Some background: if you’re single with no kids, and you need food stamps or cash assistance, you’re made to sign up with a B2W (Back to Work) vendor, and you’re given a WEP (Work Experience Program) assignment. The B2W program consists of 3 days a week, 6 hours a day sitting in stupid, pointless workshops where you’re taught job skills by people who barely have skills themselves. You’re told to “just apply for whatever and see what happens”. The job leads they give you are usually call center jobs or maintenance jobs. It’s disheartening, and I had to deal with that shit from December 2014 to April 2016 (I was still stuck on benefits until May 2017, though, when I finally got hired for a 9-5).
Anyhoo. I was fortunate enough to get clerical WEP assignments.

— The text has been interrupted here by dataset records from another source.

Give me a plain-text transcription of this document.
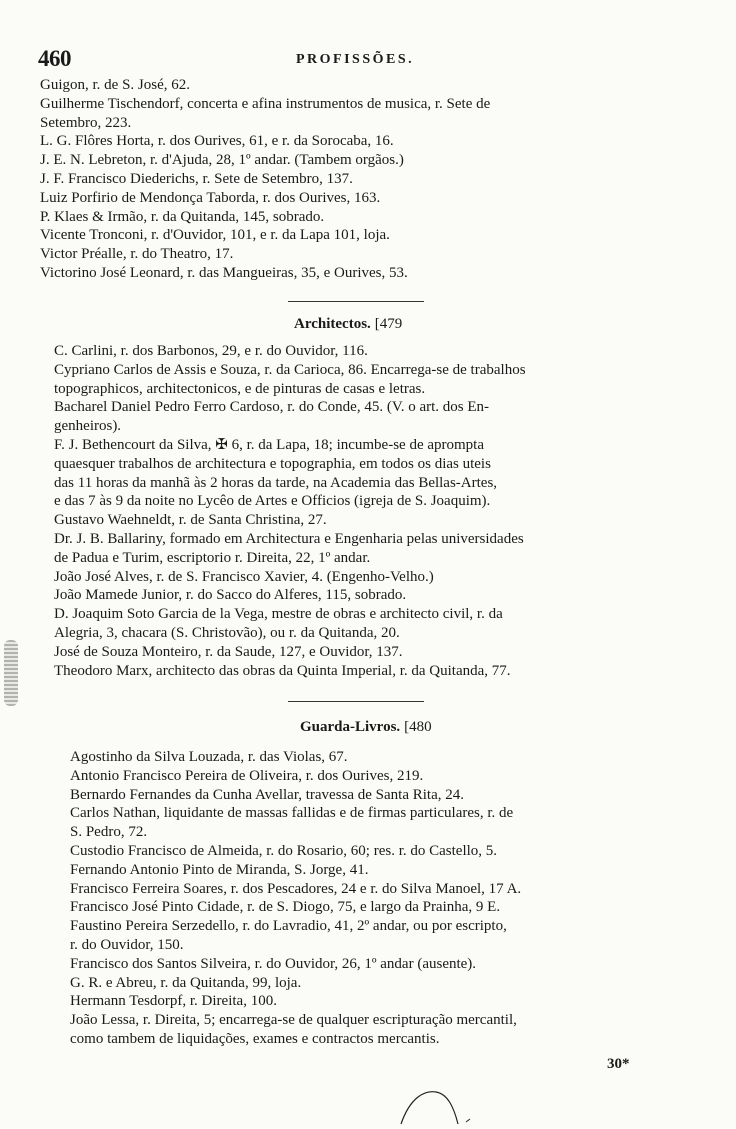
460	PROFISSÕES.

Guigon, r. de S. José, 62.

Guilherme Tischendorf, concerta e afina instrumentos de musica, r. Sete de
Setembro, 223.

L. G. Flôres Horta, r. dos Ourives, 61, e r. da Sorocaba, 16.

J. E. N. Lebreton, r. d'Ajuda, 28, 1º andar. (Tambem orgãos.)

J. F. Francisco Diederichs, r. Sete de Setembro, 137.

Luiz Porfirio de Mendonça Taborda, r. dos Ourives, 163.

P. Klaes & Irmão, r. da Quitanda, 145, sobrado.

Vicente Tronconi, r. d'Ouvidor, 101, e r. da Lapa 101, loja.

Victor Préalle, r. do Theatro, 17.

Victorino José Leonard, r. das Mangueiras, 35, e Ourives, 53.

Architectos. [479

C. Carlini, r. dos Barbonos, 29, e r. do Ouvidor, 116.

Cypriano Carlos de Assis e Souza, r. da Carioca, 86. Encarrega-se de trabalhos
topographicos, architectonicos, e de pinturas de casas e letras.

Bacharel Daniel Pedro Ferro Cardoso, r. do Conde, 45. (V. o art. dos En-
genheiros).

F. J. Bethencourt da Silva, ✠ 6, r. da Lapa, 18; incumbe-se de aprompta
quaesquer trabalhos de architectura e topographia, em todos os dias uteis
das 11 horas da manhã às 2 horas da tarde, na Academia das Bellas-Artes,
e das 7 às 9 da noite no Lycêo de Artes e Officios (igreja de S. Joaquim).

Gustavo Waehneldt, r. de Santa Christina, 27.

Dr. J. B. Ballariny, formado em Architectura e Engenharia pelas universidades
de Padua e Turim, escriptorio r. Direita, 22, 1º andar.

João José Alves, r. de S. Francisco Xavier, 4. (Engenho-Velho.)

João Mamede Junior, r. do Sacco do Alferes, 115, sobrado.

D. Joaquim Soto Garcia de la Vega, mestre de obras e architecto civil, r. da
Alegria, 3, chacara (S. Christovão), ou r. da Quitanda, 20.

José de Souza Monteiro, r. da Saude, 127, e Ouvidor, 137.

Theodoro Marx, architecto das obras da Quinta Imperial, r. da Quitanda, 77.

Guarda-Livros. [480

Agostinho da Silva Louzada, r. das Violas, 67.

Antonio Francisco Pereira de Oliveira, r. dos Ourives, 219.

Bernardo Fernandes da Cunha Avellar, travessa de Santa Rita, 24.

Carlos Nathan, liquidante de massas fallidas e de firmas particulares, r. de
S. Pedro, 72.

Custodio Francisco de Almeida, r. do Rosario, 60; res. r. do Castello, 5.

Fernando Antonio Pinto de Miranda, S. Jorge, 41.

Francisco Ferreira Soares, r. dos Pescadores, 24 e r. do Silva Manoel, 17 A.

Francisco José Pinto Cidade, r. de S. Diogo, 75, e largo da Prainha, 9 E.

Faustino Pereira Serzedello, r. do Lavradio, 41, 2º andar, ou por escripto,
r. do Ouvidor, 150.

Francisco dos Santos Silveira, r. do Ouvidor, 26, 1º andar (ausente).

G. R. e Abreu, r. da Quitanda, 99, loja.

Hermann Tesdorpf, r. Direita, 100.

João Lessa, r. Direita, 5; encarrega-se de qualquer escripturação mercantil,
como tambem de liquidações, exames e contractos mercantis.

30*
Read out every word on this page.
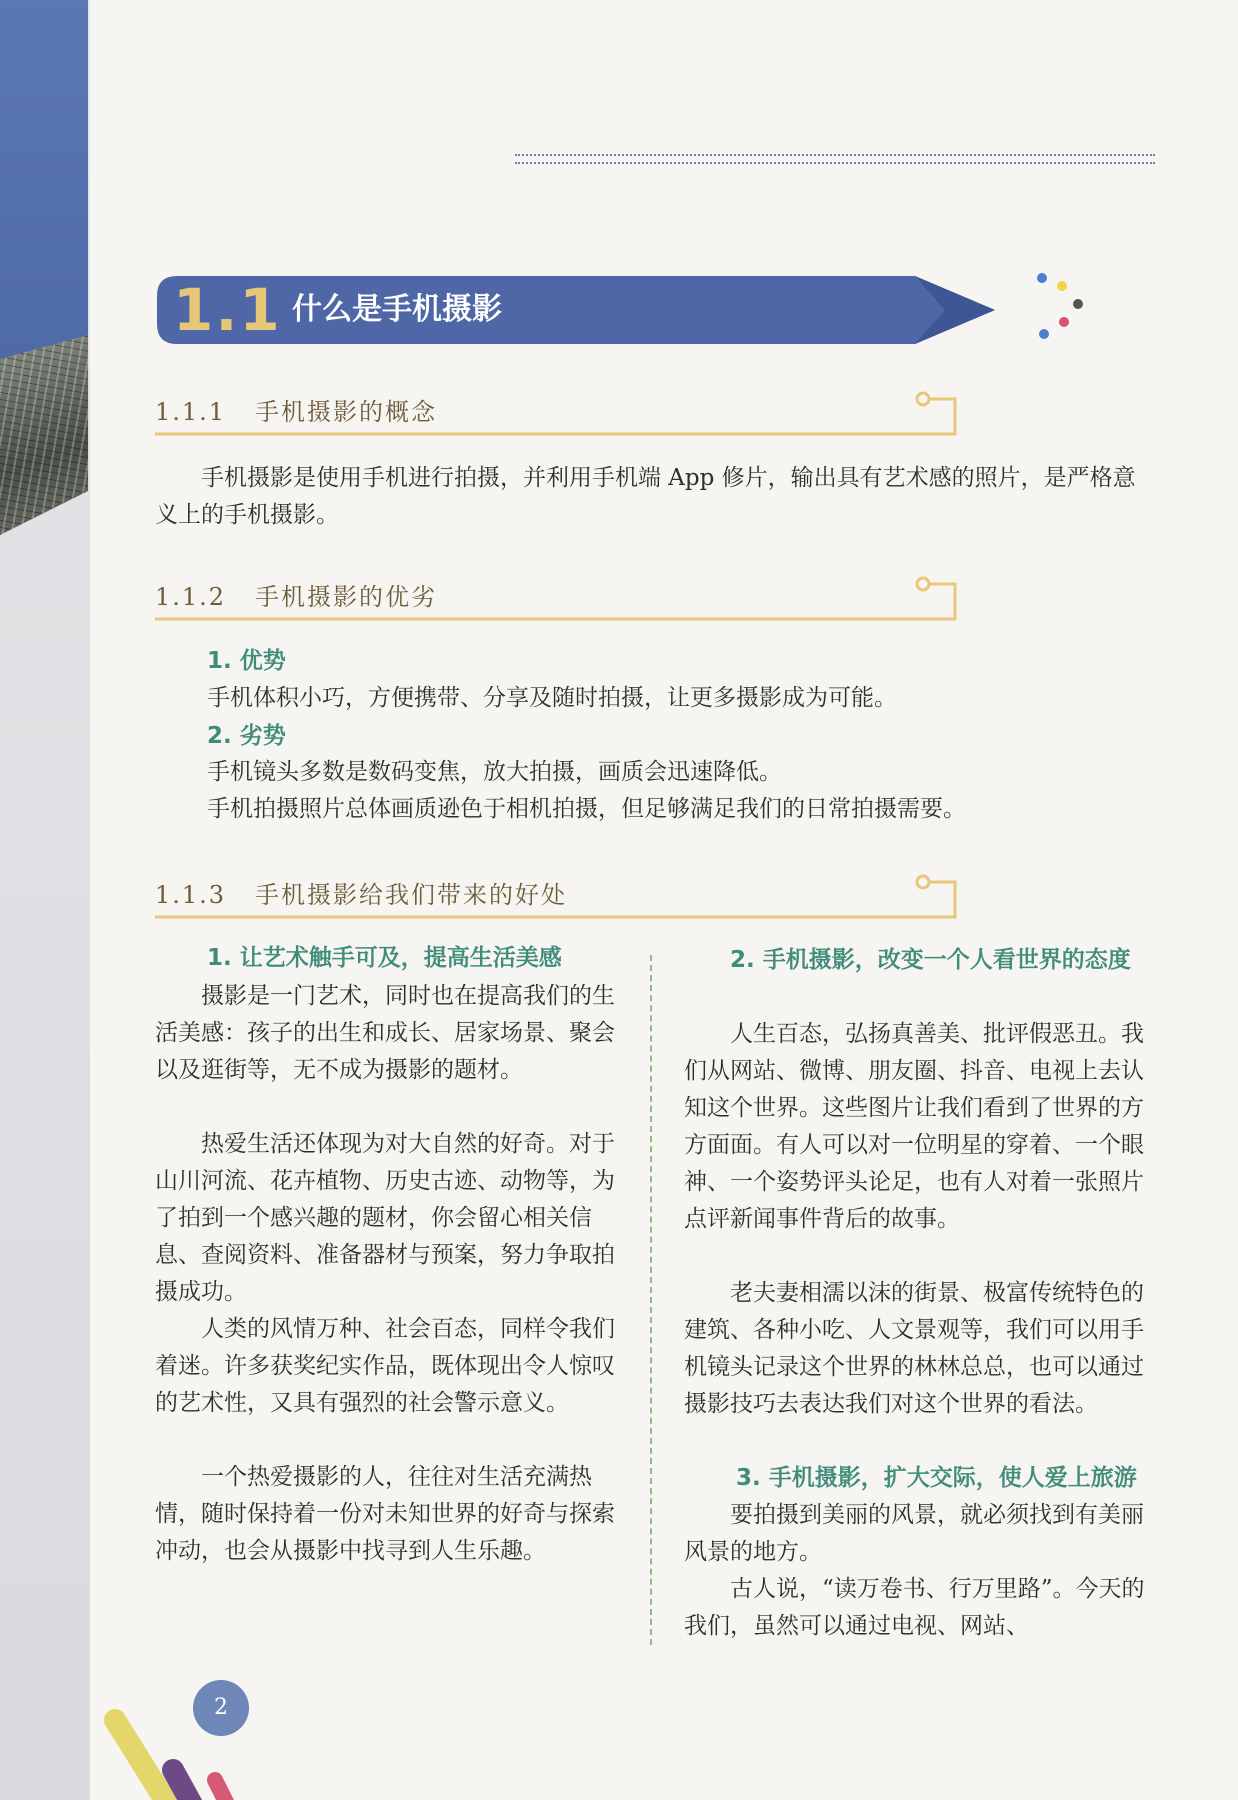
1.1 什么是手机摄影
1.1.1 手机摄影的概念

手机摄影是使用手机进行拍摄，并利用手机端 App 修片，输出具有艺术感的照片，是严格意义上的手机摄影。

1.1.2 手机摄影的优劣
1. 优势

手机体积小巧，方便携带、分享及随时拍摄，让更多摄影成为可能。

2. 劣势

手机镜头多数是数码变焦，放大拍摄，画质会迅速降低。

手机拍摄照片总体画质逊色于相机拍摄，但足够满足我们的日常拍摄需要。

1.1.3 手机摄影给我们带来的好处
1. 让艺术触手可及，提高生活美感

摄影是一门艺术，同时也在提高我们的生活美感：孩子的出生和成长、居家场景、聚会以及逛街等，无不成为摄影的题材。

热爱生活还体现为对大自然的好奇。对于山川河流、花卉植物、历史古迹、动物等，为了拍到一个感兴趣的题材，你会留心相关信息、查阅资料、准备器材与预案，努力争取拍摄成功。

人类的风情万种、社会百态，同样令我们着迷。许多获奖纪实作品，既体现出令人惊叹的艺术性，又具有强烈的社会警示意义。

一个热爱摄影的人，往往对生活充满热情，随时保持着一份对未知世界的好奇与探索冲动，也会从摄影中找寻到人生乐趣。

2. 手机摄影，改变一个人看世界的态度

人生百态，弘扬真善美、批评假恶丑。我们从网站、微博、朋友圈、抖音、电视上去认知这个世界。这些图片让我们看到了世界的方方面面。有人可以对一位明星的穿着、一个眼神、一个姿势评头论足，也有人对着一张照片点评新闻事件背后的故事。

老夫妻相濡以沫的街景、极富传统特色的建筑、各种小吃、人文景观等，我们可以用手机镜头记录这个世界的林林总总，也可以通过摄影技巧去表达我们对这个世界的看法。

3. 手机摄影，扩大交际，使人爱上旅游

要拍摄到美丽的风景，就必须找到有美丽风景的地方。

古人说，“读万卷书、行万里路”。今天的我们，虽然可以通过电视、网站、

2
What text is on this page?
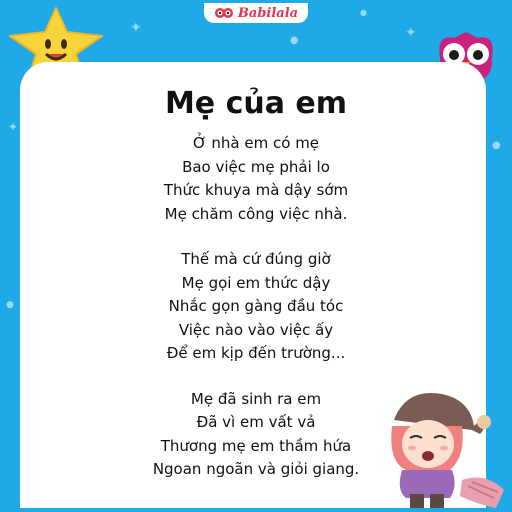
✦
●	✦
●
✦
●
●
Babilala
Mẹ của em
Ở nhà em có mẹ
Bao việc mẹ phải lo
Thức khuya mà dậy sớm
Mẹ chăm công việc nhà.
Thế mà cứ đúng giờ
Mẹ gọi em thức dậy
Nhắc gọn gàng đầu tóc
Việc nào vào việc ấy
Để em kịp đến trường...
Mẹ đã sinh ra em
Đã vì em vất vả
Thương mẹ em thầm hứa
Ngoan ngoãn và giỏi giang.
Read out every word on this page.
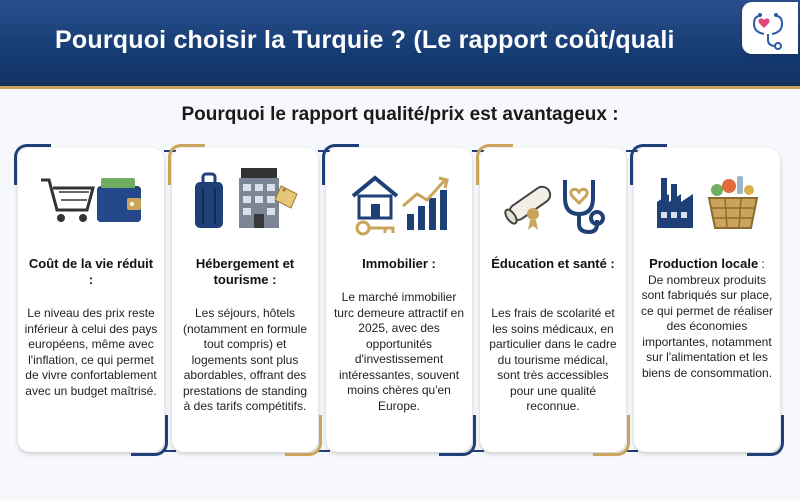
Pourquoi choisir la Turquie ? (Le rapport coût/quali
Pourquoi le rapport qualité/prix est avantageux :
Coût de la vie réduit :
Le niveau des prix reste inférieur à celui des pays européens, même avec l'inflation, ce qui permet de vivre confortablement avec un budget maîtrisé.
Hébergement et tourisme :
Les séjours, hôtels (notamment en formule tout compris) et logements sont plus abordables, offrant des prestations de standing à des tarifs compétitifs.
Immobilier :
Le marché immobilier turc demeure attractif en 2025, avec des opportunités d'investissement intéressantes, souvent moins chères qu'en Europe.
Éducation et santé :
Les frais de scolarité et les soins médicaux, en particulier dans le cadre du tourisme médical, sont très accessibles pour une qualité reconnue.
Production locale : De nombreux produits sont fabriqués sur place, ce qui permet de réaliser des économies importantes, notamment sur l'alimentation et les biens de consommation.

Many people were unfortunate enough to get crummy maintenance ones where they were forced to work in city agencies, emptying garbage bins and cleaning bathrooms. Those kinds of jobs are fine, if you are getting a paycheck, but when you’re getting $91.50 EVERY 2 WEEKS, it’s degrading and awful. Not to mention, the people you work with, treat you like trash because they know that you’re a WEP worker.
I was sent to the Housing Preservation Dept, which wasn’t too bad. Mostly filing, sorting mail, whatever. Then, I got sent to a shitty senior center, in November 2015. It was a center that provided activities and free lunch for seniors. The food was Meals on Wheels provided, so the quality was lousy. My job was to stuff envelopes, and help sign people in for the day. But here’s where it got dreadful.
1) The Smell. The center smelled like straight up piss and a dusty boiler room. It practically made me gag.
2) The music. They played oldies, but not even good oldies like Curtis Mayfield or anything. They were playing shit from the 1930s. WTF.
3) They kept getting my name wrong and not caring. I was called Zindi, Zindel, all kinds of shit, and once told “Look, I’m never going to remember your name”.
4) The food. They served the seniors first, then the staff, THEN the WEP workers got whatever was left. Half the time there was barely anything but rice or vegetables. If you wanted to bring outside food, they made a fuss, claiming that only “kosher food was allowed at the center”. If I wanted to use the microwave, it was an issue.
I dealt with this from November 2015 to one sunny day in April, when I overheard my supervisor complaining bitterly about me because I refused to help serve food and clean tables. “She thinks she’s too good to help” was part of what I heard before I gathered up my things and walked out two hours early. I couldn’t take it anymore.
Fast forward: I now work for a city agency. I’ve actually come across the files of two of the women I “volunteered” with at the WEP and, um, I make more than both of them ^_^ I’ve definitely come a very, very long way.